The paper’s first issue was produced in the fall of 2009, with Moore—who, in addition to her voluntary work on the Toledo Streets project, also works full-time as a marketing associate for a Temperance-based window company—managing, editing, and doing layout and design. “I have several people I rely on to provide content,” she said, but in addition, publications like the Street News are able to receive support from larger groups created for that purpose, including the North American Street Newspaper Association, founded in 1997, and the Scotland-based International Network of Street Papers. These groups, analogous to the wire services used in traditional journalism, allow small operations like Toledo Streets to share resources and content, and to create a much more attractive and viable product than they would be able to do on their own. “Street papers in 40 countries put content into these services,” Moore said. “That allows us to have exclusive articles with people like Paul McCartney, even, or Bob Dylan.”
There is, of course, Toledo-based content too, including the work of local poets and reviews on local services for the homeless. There is even a healthy dose of humor as a regular “Hoboscope” column dispenses street-themed “astrological” advice. This helps to drive home the point that while poverty might be unfortunate, it is not an aberration or a disease, and that the individuals highlighted in street papers are people.

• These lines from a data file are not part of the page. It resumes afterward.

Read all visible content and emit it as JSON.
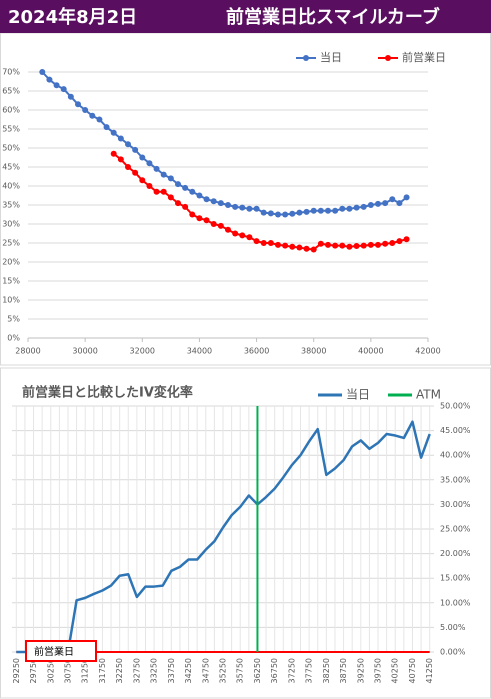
{
  "header": {
    "date": "2024年8月2日",
    "title": "前営業日比スマイルカーブ"
  },
  "chart_data": [
    {
      "type": "line",
      "markers": true,
      "grid": true,
      "legend": "top-right",
      "x": [
        28500,
        28750,
        29000,
        29250,
        29500,
        29750,
        30000,
        30250,
        30500,
        30750,
        31000,
        31250,
        31500,
        31750,
        32000,
        32250,
        32500,
        32750,
        33000,
        33250,
        33500,
        33750,
        34000,
        34250,
        34500,
        34750,
        35000,
        35250,
        35500,
        35750,
        36000,
        36250,
        36500,
        36750,
        37000,
        37250,
        37500,
        37750,
        38000,
        38250,
        38500,
        38750,
        39000,
        39250,
        39500,
        39750,
        40000,
        40250,
        40500,
        40750,
        41000,
        41250
      ],
      "xlim": [
        28000,
        42000
      ],
      "xticks": [
        28000,
        30000,
        32000,
        34000,
        36000,
        38000,
        40000,
        42000
      ],
      "ylim": [
        0,
        70
      ],
      "yticks": [
        {
          "value": 0,
          "label": "0%"
        },
        {
          "value": 5,
          "label": "5%"
        },
        {
          "value": 10,
          "label": "10%"
        },
        {
          "value": 15,
          "label": "15%"
        },
        {
          "value": 20,
          "label": "20%"
        },
        {
          "value": 25,
          "label": "25%"
        },
        {
          "value": 30,
          "label": "30%"
        },
        {
          "value": 35,
          "label": "35%"
        },
        {
          "value": 40,
          "label": "40%"
        },
        {
          "value": 45,
          "label": "45%"
        },
        {
          "value": 50,
          "label": "50%"
        },
        {
          "value": 55,
          "label": "55%"
        },
        {
          "value": 60,
          "label": "60%"
        },
        {
          "value": 65,
          "label": "65%"
        },
        {
          "value": 70,
          "label": "70%"
        }
      ],
      "series": [
        {
          "name": "当日",
          "color": "#4472c4",
          "values": [
            70,
            68,
            66.5,
            65.5,
            63.5,
            61.5,
            60,
            58.5,
            57.5,
            55.5,
            54,
            52.5,
            51,
            49.5,
            47.5,
            46,
            44.5,
            43,
            42,
            40.5,
            39.5,
            38.5,
            37.5,
            36.5,
            36,
            35.5,
            35,
            34.5,
            34.3,
            34,
            34,
            33,
            32.8,
            32.5,
            32.5,
            32.7,
            33,
            33.2,
            33.5,
            33.5,
            33.5,
            33.5,
            34,
            34,
            34.3,
            34.5,
            35,
            35.3,
            35.5,
            36.5,
            35.5,
            37
          ]
        },
        {
          "name": "前営業日",
          "color": "#ff0000",
          "values": [
            null,
            null,
            null,
            null,
            null,
            null,
            null,
            null,
            null,
            null,
            48.5,
            47,
            45,
            43.5,
            41.5,
            40,
            38.5,
            38.5,
            37,
            35.5,
            34.5,
            32.5,
            31.5,
            31,
            30,
            29.5,
            28.5,
            27.5,
            27,
            26.5,
            25.5,
            25,
            25,
            24.5,
            24.3,
            24,
            23.8,
            23.5,
            23.3,
            24.8,
            24.5,
            24.3,
            24.3,
            24,
            24.2,
            24.3,
            24.5,
            24.5,
            24.8,
            25,
            25.5,
            26
          ]
        }
      ]
    },
    {
      "type": "line",
      "title": "前営業日と比較したIV変化率",
      "grid": true,
      "legend": "top",
      "y_axis_side": "right",
      "categories": [
        "29250",
        null,
        "29750",
        null,
        "30250",
        null,
        "30750",
        null,
        "31250",
        null,
        "31750",
        null,
        "32250",
        null,
        "32750",
        null,
        "33250",
        null,
        "33750",
        null,
        "34250",
        null,
        "34750",
        null,
        "35250",
        null,
        "35750",
        null,
        "36250",
        null,
        "36750",
        null,
        "37250",
        null,
        "37750",
        null,
        "38250",
        null,
        "38750",
        null,
        "39250",
        null,
        "39750",
        null,
        "40250",
        null,
        "40750",
        null,
        "41250"
      ],
      "ylim": [
        0,
        50
      ],
      "yticks": [
        {
          "value": 0,
          "label": "0.00%"
        },
        {
          "value": 5,
          "label": "5.00%"
        },
        {
          "value": 10,
          "label": "10.00%"
        },
        {
          "value": 15,
          "label": "15.00%"
        },
        {
          "value": 20,
          "label": "20.00%"
        },
        {
          "value": 25,
          "label": "25.00%"
        },
        {
          "value": 30,
          "label": "30.00%"
        },
        {
          "value": 35,
          "label": "35.00%"
        },
        {
          "value": 40,
          "label": "40.00%"
        },
        {
          "value": 45,
          "label": "45.00%"
        },
        {
          "value": 50,
          "label": "50.00%"
        }
      ],
      "series": [
        {
          "name": "当日",
          "color": "#2e75b6",
          "values": [
            0,
            0,
            0,
            0,
            0,
            0,
            0,
            10.5,
            11,
            11.8,
            12.5,
            13.5,
            15.5,
            15.8,
            11.2,
            13.3,
            13.3,
            13.5,
            16.5,
            17.3,
            18.8,
            18.8,
            20.8,
            22.5,
            25.3,
            27.8,
            29.5,
            31.8,
            30,
            31.5,
            33.2,
            35.5,
            38,
            40,
            42.8,
            45.3,
            36,
            37.3,
            39,
            41.8,
            43,
            41.3,
            42.5,
            44.3,
            44,
            43.5,
            46.8,
            39.5,
            44.3
          ]
        },
        {
          "name": "前営業日",
          "color": "#ff0000",
          "legend": false,
          "values": [
            0,
            0,
            0,
            0,
            0,
            0,
            0,
            0,
            0,
            0,
            0,
            0,
            0,
            0,
            0,
            0,
            0,
            0,
            0,
            0,
            0,
            0,
            0,
            0,
            0,
            0,
            0,
            0,
            0,
            0,
            0,
            0,
            0,
            0,
            0,
            0,
            0,
            0,
            0,
            0,
            0,
            0,
            0,
            0,
            0,
            0,
            0,
            0,
            0
          ]
        }
      ],
      "atm": {
        "name": "ATM",
        "color": "#00b050",
        "x": 36250
      }
    }
  ]
}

Who are the vendors who sell and distribute Toledo Streets? Moore describes “someone who’s unhoused, or struggling to stay housed. They can use the income from selling the paper to bridge the gap in their finances. They can get a room, get some food, get a pair of shoes.” The vendors are self-contracted, not employed by the paper. They are given a chance to work for themselves, to make their own hours, and to better their own situation. “It gives a person who’s been down on their luck the opportunity to do something for themselves,” Moore said, “which can give somebody the dignity to move forward.”